The Richland plant is already being set up for the change. Framatome said modifications have been underway since 2022, and manufacturing of the higher-enriched fuel is scheduled to begin in 2027. Before first reload material can move through the line, the company expects an operational readiness review with the NRC in early 2027. That makes the approval a licensing milestone, not the finish line, but it is the key gate that turns Richland from a conventional fabrication site into a higher-enrichment production base.

The practical payoff is clear. Framatome said the approval supports its Advanced Fuel Management program for the U.S. reactor fleet, including cycle-length extensions from 18 to 24 months. The NRC also approved Framatome’s advanced codes and methods for conditions above 5 wt% U-235, along with a transport amendment allowing fresh pressurized-water reactor and boiling-water reactor fuel assemblies to move in the United States with enrichments up to 8 wt% U-235. Together, those decisions build out the technical and regulatory chain needed to make, move and use LEU+ fuel in the domestic supply chain.

Richland has been a major piece of that buildout for a long time. Framatome says the site has employed more than 600 professionals, operated for more than 55 years and held the industry’s first 40-year fuel fabrication license renewal in 2009. The facility’s current license runs through 2049, and the new enrichment authority adds another layer to a plant that is becoming a broader advanced-fuels hub. Framatome has also tied Richland to the U.S. Department of Energy’s Accident Tolerant Fuel program, to a March 2026 partnership with NuScale Power for SMR fuel fabrication, and to a May 2024 HALEU metallization pilot line with TerraPower.

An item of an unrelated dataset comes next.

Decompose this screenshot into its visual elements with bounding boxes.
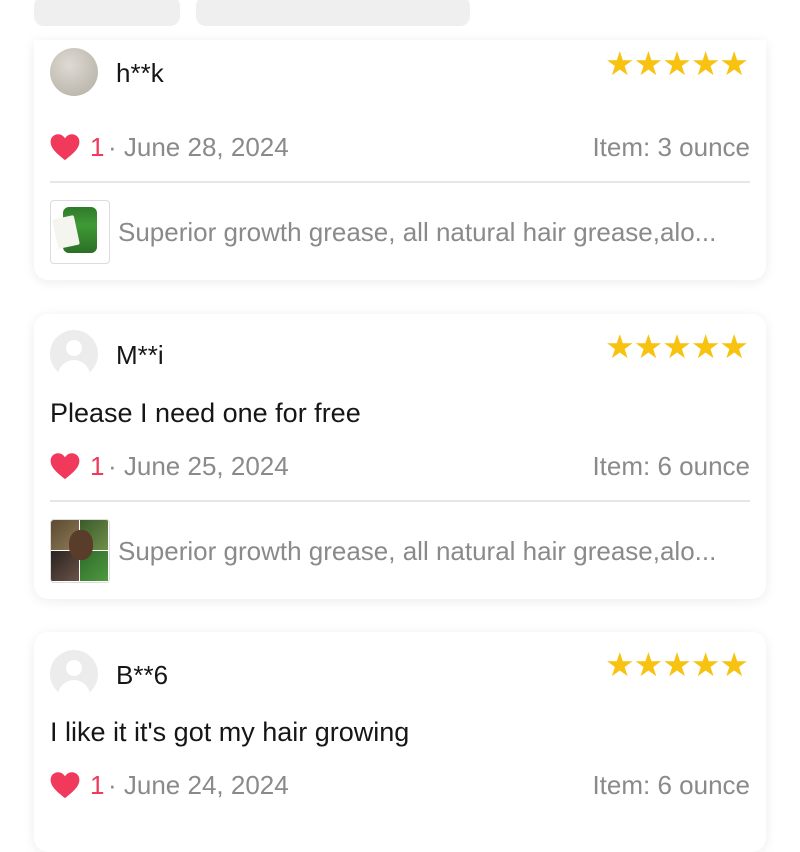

Lionel Gaiffe, Framatome’s senior vice president, called the approval “the next step in bringing higher-enrichment fuel solutions to the market” and said the company is “getting closer to changing the landscape of the industry.” For U.S. utilities, the change is less about headlines than hardware: Richland now has a clearer route to supply the higher-enriched fuel that could reshape how often reactors shut down, reload and return to power.